Moira took a deep breath, blew it out, and smelled the hint of iron and sulfur. Not inside, but coming from the garden.
Hyacinth.
Moira turned and ran from the room, dashing through the kitchen and bursting out the back door.
The ground where Hyacinth had sat only a half hour before was blackened. A circle the color of spilled ink ringed her once favorite part of the garden, the place where Hyacinth swore the fairies guarded. Rust tickled Moira’s nose and she walked closer, studying the scarred earth.
Blood magic. Dark, poisonous magic. The earth was thick with it. The air curdling from it.
Moira turned and grabbed her cloak from where it was thrown over the rail, and sent out her power. Calling for a trace of her sister, for a flicker of Hyacinth’s signature on the island.

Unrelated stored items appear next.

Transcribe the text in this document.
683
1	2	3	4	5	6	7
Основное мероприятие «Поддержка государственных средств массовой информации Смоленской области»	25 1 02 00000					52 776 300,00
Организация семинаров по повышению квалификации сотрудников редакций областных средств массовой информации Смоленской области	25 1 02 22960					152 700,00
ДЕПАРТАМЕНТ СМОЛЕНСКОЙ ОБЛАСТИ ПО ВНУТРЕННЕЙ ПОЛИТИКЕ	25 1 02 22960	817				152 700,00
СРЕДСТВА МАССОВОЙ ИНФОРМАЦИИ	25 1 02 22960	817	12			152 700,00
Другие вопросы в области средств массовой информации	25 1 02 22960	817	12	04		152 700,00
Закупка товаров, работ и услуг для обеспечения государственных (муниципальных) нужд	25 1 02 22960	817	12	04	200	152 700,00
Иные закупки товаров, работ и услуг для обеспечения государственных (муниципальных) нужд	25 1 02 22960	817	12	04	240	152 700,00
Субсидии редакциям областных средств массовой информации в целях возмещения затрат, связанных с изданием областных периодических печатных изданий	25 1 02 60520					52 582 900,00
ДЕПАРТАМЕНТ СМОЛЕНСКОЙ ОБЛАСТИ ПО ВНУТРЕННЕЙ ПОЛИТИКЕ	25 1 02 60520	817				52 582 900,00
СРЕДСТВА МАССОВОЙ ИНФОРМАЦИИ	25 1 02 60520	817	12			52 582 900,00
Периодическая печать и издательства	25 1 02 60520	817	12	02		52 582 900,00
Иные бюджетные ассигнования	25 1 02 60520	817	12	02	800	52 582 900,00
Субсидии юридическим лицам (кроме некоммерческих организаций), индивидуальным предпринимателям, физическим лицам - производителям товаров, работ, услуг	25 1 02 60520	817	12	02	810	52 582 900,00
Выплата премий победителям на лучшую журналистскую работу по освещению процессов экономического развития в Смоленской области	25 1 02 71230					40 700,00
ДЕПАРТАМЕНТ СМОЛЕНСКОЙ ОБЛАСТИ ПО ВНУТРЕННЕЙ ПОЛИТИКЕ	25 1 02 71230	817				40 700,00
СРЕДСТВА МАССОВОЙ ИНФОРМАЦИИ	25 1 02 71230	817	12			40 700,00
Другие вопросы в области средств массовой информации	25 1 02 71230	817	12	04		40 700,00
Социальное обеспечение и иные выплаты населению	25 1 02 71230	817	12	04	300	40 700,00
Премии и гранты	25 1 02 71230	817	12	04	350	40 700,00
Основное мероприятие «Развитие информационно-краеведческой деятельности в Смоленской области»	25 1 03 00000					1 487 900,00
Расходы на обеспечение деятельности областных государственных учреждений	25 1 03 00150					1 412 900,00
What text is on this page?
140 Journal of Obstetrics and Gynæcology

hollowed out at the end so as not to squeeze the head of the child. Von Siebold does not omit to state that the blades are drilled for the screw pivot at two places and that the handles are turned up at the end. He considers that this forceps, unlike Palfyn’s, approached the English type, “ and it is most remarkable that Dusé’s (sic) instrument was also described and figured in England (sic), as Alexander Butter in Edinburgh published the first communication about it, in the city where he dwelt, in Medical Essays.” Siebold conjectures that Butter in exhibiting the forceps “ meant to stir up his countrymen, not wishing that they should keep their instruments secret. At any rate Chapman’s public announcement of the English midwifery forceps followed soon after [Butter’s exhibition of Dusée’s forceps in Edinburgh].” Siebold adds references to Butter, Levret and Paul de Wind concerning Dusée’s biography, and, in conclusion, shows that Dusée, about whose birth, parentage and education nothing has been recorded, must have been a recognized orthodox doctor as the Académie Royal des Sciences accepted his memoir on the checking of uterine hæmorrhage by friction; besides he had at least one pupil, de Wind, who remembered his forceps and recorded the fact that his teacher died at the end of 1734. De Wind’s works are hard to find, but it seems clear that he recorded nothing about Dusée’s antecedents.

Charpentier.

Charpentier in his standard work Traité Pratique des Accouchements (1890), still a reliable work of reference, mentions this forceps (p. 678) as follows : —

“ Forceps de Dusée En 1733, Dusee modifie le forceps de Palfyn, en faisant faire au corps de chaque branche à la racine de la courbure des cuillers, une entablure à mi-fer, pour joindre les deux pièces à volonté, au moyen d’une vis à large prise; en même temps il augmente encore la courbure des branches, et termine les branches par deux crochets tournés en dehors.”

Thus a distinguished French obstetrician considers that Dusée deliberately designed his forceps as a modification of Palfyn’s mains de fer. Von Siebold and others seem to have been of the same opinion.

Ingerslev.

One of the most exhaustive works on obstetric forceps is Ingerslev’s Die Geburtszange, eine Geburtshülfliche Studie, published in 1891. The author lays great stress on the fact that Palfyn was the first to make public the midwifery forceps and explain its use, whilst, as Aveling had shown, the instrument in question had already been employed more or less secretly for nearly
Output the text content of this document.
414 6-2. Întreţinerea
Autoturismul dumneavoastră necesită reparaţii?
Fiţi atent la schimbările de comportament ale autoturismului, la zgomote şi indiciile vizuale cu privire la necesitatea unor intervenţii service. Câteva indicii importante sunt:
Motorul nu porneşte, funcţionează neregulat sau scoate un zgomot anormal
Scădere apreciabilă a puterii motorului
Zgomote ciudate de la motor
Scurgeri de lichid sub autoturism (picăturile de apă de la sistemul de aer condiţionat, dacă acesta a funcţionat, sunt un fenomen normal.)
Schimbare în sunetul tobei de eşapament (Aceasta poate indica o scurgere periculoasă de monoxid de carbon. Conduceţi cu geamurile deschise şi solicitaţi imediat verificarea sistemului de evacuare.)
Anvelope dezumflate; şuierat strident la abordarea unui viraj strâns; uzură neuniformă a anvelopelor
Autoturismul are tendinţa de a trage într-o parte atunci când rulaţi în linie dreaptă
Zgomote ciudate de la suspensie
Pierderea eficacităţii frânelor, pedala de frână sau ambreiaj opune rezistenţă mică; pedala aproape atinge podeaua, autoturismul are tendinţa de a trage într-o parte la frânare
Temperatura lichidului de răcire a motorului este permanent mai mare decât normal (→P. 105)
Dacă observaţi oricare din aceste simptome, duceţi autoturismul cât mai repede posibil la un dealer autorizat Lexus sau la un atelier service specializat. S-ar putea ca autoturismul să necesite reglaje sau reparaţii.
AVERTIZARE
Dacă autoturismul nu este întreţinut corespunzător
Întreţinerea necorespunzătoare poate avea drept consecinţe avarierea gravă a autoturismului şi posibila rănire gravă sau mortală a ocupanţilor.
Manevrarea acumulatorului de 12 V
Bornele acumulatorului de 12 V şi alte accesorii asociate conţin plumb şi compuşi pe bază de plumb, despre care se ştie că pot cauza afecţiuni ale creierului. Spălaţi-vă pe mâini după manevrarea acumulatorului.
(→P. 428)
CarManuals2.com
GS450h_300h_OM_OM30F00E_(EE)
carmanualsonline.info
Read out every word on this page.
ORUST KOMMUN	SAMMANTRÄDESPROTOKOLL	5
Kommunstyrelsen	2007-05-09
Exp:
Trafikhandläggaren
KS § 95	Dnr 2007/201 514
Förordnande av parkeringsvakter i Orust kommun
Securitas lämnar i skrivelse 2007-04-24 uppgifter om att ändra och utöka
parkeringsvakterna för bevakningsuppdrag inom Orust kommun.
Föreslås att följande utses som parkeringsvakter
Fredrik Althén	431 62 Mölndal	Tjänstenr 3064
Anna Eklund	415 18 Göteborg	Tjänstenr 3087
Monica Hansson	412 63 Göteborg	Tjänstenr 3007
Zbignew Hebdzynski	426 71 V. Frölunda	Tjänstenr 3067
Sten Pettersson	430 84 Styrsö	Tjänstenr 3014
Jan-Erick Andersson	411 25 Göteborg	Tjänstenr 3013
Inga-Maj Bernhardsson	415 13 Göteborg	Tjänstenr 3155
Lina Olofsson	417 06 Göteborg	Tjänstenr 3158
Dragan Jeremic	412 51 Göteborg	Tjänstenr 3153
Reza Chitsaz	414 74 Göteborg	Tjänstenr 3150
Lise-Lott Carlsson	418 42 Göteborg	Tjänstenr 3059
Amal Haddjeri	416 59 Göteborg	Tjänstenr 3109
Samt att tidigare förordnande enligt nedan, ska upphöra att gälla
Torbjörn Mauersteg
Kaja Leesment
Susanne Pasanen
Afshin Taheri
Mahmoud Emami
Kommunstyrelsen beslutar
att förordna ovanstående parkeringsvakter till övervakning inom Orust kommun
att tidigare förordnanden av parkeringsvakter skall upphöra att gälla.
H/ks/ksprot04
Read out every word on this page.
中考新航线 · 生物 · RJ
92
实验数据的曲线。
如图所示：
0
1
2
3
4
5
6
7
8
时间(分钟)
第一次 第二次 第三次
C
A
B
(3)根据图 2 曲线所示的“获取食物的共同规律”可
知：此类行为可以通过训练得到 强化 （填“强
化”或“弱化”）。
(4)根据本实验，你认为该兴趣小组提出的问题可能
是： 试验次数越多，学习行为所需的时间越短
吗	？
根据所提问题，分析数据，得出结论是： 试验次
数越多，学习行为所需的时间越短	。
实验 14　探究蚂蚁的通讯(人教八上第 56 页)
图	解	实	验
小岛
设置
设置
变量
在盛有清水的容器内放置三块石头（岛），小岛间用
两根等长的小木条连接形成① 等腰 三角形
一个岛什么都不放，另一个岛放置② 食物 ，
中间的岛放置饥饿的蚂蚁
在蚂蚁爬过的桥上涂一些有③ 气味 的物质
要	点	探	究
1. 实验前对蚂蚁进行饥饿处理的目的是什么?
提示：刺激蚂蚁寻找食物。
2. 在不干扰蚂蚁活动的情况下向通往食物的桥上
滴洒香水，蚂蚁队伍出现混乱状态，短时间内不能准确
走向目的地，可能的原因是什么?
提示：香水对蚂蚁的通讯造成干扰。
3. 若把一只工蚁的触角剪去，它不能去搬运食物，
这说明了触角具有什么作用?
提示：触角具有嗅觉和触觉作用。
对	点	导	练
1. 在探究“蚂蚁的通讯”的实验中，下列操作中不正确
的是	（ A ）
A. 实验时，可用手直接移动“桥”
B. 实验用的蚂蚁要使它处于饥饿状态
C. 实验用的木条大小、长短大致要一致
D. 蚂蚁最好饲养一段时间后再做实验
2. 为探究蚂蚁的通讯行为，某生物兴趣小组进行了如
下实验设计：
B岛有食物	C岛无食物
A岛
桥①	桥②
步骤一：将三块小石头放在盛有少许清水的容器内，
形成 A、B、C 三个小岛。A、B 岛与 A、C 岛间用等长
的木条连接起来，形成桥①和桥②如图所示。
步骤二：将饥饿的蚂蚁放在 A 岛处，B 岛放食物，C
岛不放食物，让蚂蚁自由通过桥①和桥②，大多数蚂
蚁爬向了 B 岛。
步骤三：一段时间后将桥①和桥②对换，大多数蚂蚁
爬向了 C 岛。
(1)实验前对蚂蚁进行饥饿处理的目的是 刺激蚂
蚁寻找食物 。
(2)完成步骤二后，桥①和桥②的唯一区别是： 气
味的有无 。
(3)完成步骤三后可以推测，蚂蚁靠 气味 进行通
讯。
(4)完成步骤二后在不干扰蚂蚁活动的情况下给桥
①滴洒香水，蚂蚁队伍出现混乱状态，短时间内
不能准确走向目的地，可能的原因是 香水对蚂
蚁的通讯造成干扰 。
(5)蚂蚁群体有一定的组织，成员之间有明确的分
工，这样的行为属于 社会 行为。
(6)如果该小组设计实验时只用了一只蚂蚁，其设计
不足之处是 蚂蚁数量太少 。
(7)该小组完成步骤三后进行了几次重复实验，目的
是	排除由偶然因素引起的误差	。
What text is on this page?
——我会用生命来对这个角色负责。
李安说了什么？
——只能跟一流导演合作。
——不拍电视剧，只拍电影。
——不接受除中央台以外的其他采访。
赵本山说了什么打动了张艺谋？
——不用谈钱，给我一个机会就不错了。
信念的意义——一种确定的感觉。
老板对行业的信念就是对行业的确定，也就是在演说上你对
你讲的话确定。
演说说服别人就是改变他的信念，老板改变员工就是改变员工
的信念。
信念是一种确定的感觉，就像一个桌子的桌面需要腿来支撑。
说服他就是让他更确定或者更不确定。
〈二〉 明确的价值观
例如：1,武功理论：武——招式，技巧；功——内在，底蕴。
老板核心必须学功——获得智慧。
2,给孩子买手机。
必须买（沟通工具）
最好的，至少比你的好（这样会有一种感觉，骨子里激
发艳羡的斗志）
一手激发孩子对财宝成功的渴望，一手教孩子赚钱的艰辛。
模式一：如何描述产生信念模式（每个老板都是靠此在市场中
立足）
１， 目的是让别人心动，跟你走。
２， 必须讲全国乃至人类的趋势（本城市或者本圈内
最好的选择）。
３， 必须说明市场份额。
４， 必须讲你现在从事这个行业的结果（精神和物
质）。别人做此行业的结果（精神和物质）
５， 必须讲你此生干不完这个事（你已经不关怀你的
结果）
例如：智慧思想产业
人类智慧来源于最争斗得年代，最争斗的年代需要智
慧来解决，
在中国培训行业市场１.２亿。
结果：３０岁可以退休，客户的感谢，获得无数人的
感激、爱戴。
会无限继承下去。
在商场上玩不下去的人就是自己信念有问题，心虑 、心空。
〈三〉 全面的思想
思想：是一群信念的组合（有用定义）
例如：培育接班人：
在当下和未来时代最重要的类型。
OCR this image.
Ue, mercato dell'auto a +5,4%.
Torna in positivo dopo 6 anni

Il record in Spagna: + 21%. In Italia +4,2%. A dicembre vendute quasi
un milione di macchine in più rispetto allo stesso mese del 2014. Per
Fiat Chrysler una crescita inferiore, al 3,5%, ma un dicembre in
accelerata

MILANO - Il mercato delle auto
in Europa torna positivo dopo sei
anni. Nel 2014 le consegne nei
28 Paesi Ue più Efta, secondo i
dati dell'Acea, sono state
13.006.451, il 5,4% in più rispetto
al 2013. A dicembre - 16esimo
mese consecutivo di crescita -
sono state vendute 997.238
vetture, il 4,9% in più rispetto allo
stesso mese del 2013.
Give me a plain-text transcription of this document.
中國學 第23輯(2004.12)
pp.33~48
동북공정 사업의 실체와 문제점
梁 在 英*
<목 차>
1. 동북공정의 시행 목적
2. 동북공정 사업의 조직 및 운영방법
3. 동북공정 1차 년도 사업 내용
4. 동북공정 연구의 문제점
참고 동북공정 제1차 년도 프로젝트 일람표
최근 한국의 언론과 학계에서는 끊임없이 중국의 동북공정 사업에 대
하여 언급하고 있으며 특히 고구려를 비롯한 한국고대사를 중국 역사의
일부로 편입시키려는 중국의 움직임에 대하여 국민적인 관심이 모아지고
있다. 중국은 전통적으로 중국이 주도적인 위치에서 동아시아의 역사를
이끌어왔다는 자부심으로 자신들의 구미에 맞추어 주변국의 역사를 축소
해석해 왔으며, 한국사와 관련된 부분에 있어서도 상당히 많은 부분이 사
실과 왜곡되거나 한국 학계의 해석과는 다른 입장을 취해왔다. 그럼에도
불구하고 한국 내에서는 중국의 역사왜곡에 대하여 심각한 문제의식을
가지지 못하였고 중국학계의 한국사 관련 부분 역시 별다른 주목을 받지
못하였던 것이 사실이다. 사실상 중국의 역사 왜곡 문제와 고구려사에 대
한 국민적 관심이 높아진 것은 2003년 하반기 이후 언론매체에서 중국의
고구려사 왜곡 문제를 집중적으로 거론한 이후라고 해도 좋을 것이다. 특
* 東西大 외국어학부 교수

The only thing to come back to her was the river of primordial ooze, as black as the circle, as marred as the earth, running somewhere deep inside the great mountain. With her heart hammering in her chest, and her palms slick with sweat and fear, Moira threw the cloak over her shoulders and ran for Way House.
* * *
WHEN THE CLOCK struck eleven, Ariel used her ability to reach into space to transport the body of Deandra Bishop from one spot on the island to another. She told Persephone it was rudimentary magic, when you got down to it, but Persephone noted that even Amara looked impressed at the feat.
Persephone’s grief was a shroud of sadness as she studied the body. As her tears flowed, the weight pressed out into the room. It was like sharing space with a rain cloud, and Ellison walked into the kitchen to try to seek shelter from it.
“Why now?” Ellison asked Amara as Ariel and Persephone said a blessing prayer over the body. “You’ve had the mirror, you’ve had motivation. Why not steal
back some of your magic from your sister and come over like she did?”
“My sister stole magic from those she came in contact with by slipping into their minds. Possession is dirty magic. It’s great power, but it comes with a great cost. I would not take from another like that. Nor would I give up my humanity for power,” Amara said, her voice weary. “You know the price power bears. You know what it took from your mother.”
Ellison let out a shaky breath, but did not respond for a long moment.
“Timing,” Ellison said a while later, noting how Ariel wrapped an arm around Persephone as she elevated the body in the air. “It’s always timing, isn’t it?”
“When the Goddess wills it, yes.”
“Does this mean I’m being possessed?” Persephone asked once Ariel went into the kitchen for a sachet of aster. She was finally able to voice the question that had been dancing in the back of her brain. “By the Many?”
“No,” Amara said. “You are in control of them.”
“How can you be sure?”
“There are many things I do not understand, but possession is not one of them,” Amara said. “You are not a possessed being, Persephone May. You opened the door for the Many, and you can close it.”
The front door shifted open, and all of the witches followed the body out of the house, down the steps, and to the raft waiting on the beach. Deandra Bishop would be laid to rest at sea, and her soul—they hoped—would return to where all souls that no longer wander go.
“You know who the Many are,” Ariel said to Amara, while Persephone and Ellison stood some distance away at the water’s edge.
“Of course.” She smiled. “Don’t you?”
Ariel looked to where Persephone kept the Mayfair locket tucked beneath her shirt.
“The library keeps the souls of the dead,” Ariel said, remembering what her gran had said of it.
Amara slipped her hands into the pockets of her cloak. “And the dead keep watch over the key.”
“And my mother? That’s where she is, isn’t it? That’s what the look you shot Ellison was about. I’m not a fool, Amara Mayfair. I haven’t had that luxury in some years.”